* M.Helius MST,S.Fil
Nusantara sebutan kepulauan Indonesia adalah negeri yang sangat indah dan sangat kaya Sumber Daya Alamnya. Sayangnya, mengapa rakyat Indonesia masih banyak hidupnya dibawah garis kecukupan bahkan dikategorikan sangat miskin. Hanya satu jawabnya "salah urus".
Mengapa faktor penyebabnya salah urus, jawabnya mereka tidak memiliki kemampuan mengelola negara ini. Budaya asal memilih pemimpin bukan lagi dilihat dari kaca mata filosopi kepemimpinan, melainkan dilihat dari seberapa besar sosok tersebut memiliki kekuatan modal sosial (citra dan popularitas) dan modal ekonomi (kapitalisasi politik).
Kondisi ini diperparah rusaknya rekrutmen politik yang mengharuskan seorang calon terlibat negosisasi transaksi pragmatis yang ikut menyumbang rusaknya tatanan bernegara. Kasus majunya Sandiaga Uno sebagai cawapres misal menuai kontroversi di jagat politik tanah air.
PRODUK KEPEMIMPINAN DAERAH
Faktor penyebab salah urus ini berasimilasi dengan korupsi politik yang menjadi budaya sistem perpolitikan negara ini sehingga menghasilkan produk kolonialis kapitalis yang menyuguhkan rakyat menjadi perbudakan konsumtif. Tradisi tsb berlangsung terus menerus semenjak dibukanya kran reformasi paska tahun 1998 hingga saat ini.

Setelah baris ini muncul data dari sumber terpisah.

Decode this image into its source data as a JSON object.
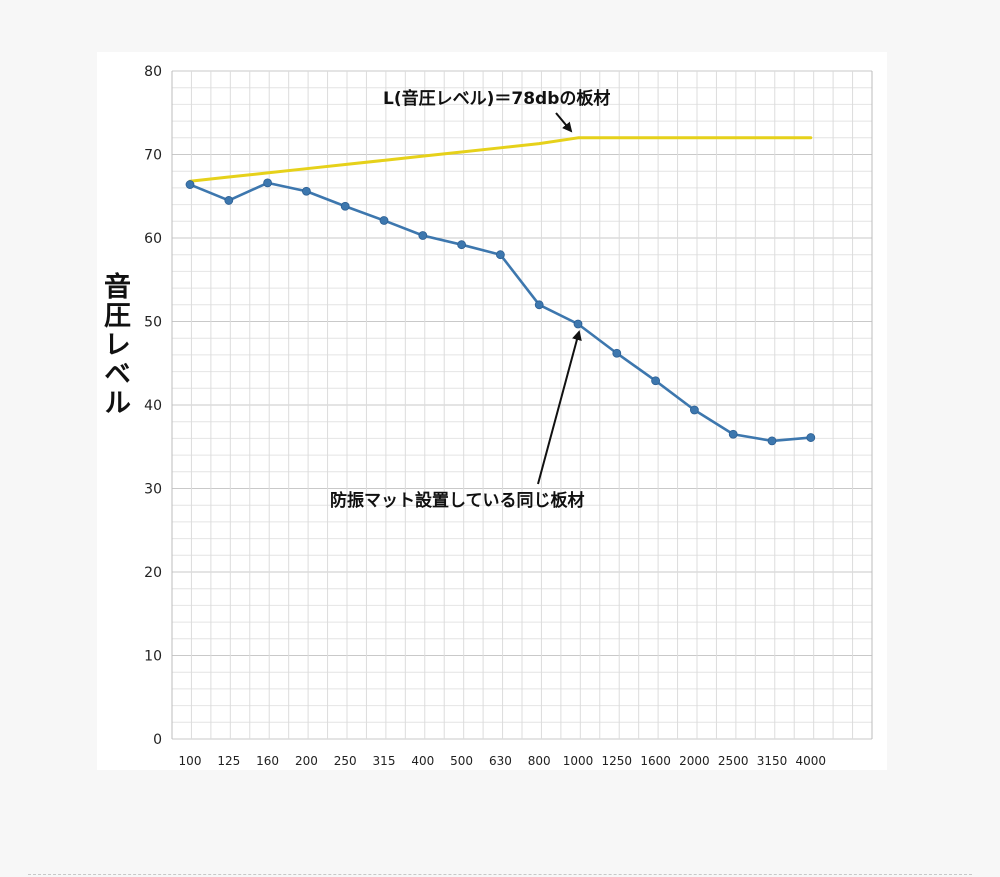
{
  "chart_data": {
    "type": "line",
    "title": "",
    "xlabel": "",
    "ylabel": "音圧レベル",
    "categories": [
      "100",
      "125",
      "160",
      "200",
      "250",
      "315",
      "400",
      "500",
      "630",
      "800",
      "1000",
      "1250",
      "1600",
      "2000",
      "2500",
      "3150",
      "4000"
    ],
    "ylim": [
      0,
      80
    ],
    "yticks": [
      0,
      10,
      20,
      30,
      40,
      50,
      60,
      70,
      80
    ],
    "grid": true,
    "series": [
      {
        "name": "L(音圧レベル)＝78dbの板材",
        "color": "#e6d11a",
        "markers": false,
        "values": [
          66.8,
          67.3,
          67.8,
          68.3,
          68.8,
          69.3,
          69.8,
          70.3,
          70.8,
          71.3,
          72.0,
          72.0,
          72.0,
          72.0,
          72.0,
          72.0,
          72.0
        ]
      },
      {
        "name": "防振マット設置している同じ板材",
        "color": "#3d77ae",
        "markers": true,
        "values": [
          66.4,
          64.5,
          66.6,
          65.6,
          63.8,
          62.1,
          60.3,
          59.2,
          58.0,
          52.0,
          49.7,
          46.2,
          42.9,
          39.4,
          36.5,
          35.7,
          36.1
        ]
      }
    ],
    "annotations": [
      {
        "text": "L(音圧レベル)＝78dbの板材",
        "series": 0,
        "point_index": 10
      },
      {
        "text": "防振マット設置している同じ板材",
        "series": 1,
        "point_index": 10
      }
    ]
  }
}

Jangan heran output rekrutmen politik kepemimpinan ikut mempengaruhi suburnya obligasi saham politik atas kebijakan yang diambil. Politik hutang budi misal sebagai alat bergaining position calon terpilih dengan pemegang saham sebagai pihak sponspor atau penyandang dana, atau semisal modal sendiri tidak akan mungkin menghasilkan kualitas kepemimpinan seorang calon terpilih berpihak kepada kepentingan rakyat.
Politik sumbing seperti ini sudah menjadi tradisi menahun dan mengakar kuat sehingga sistem politik transaksi ini menghasilkan kualitas pemimpin asal jadi.
Beberapa variabel turut andil mempengaruhi terbentuknya tradisi politik sehingga menghasilkan pemimpin asal jadi antara lain (1); Pola kepemimpinan yang tidak mengakar kepada orang banyak sehingga rendahnya kepekaan sosial. (2) ; Kemampuan tata kelola Pemerintahan dan Sistem birokrasi yang sangat buruk. (3); Pengelolaan Sumber daya ekonomi dikuasai oligarki dan kleptokrasi. (4); Keadilan sosial belum merata dan terdistribusi dengan baik.
Keempat variabel ini tumbuh subur, sehingga diperlukan keberanian untuk membongkar stagnasi politik yang sudah berurat akar dan menjadi fatsun budaya politik dari para elit maupun orang awam. Tumbuhnya pemikIran misalkan sekelas calon legislatif tingkat kota/kabupaten, untuk terpilih paling tidak diharuskan menyiapkan gizi dengan anggaran 500 juta - 1 Milyar.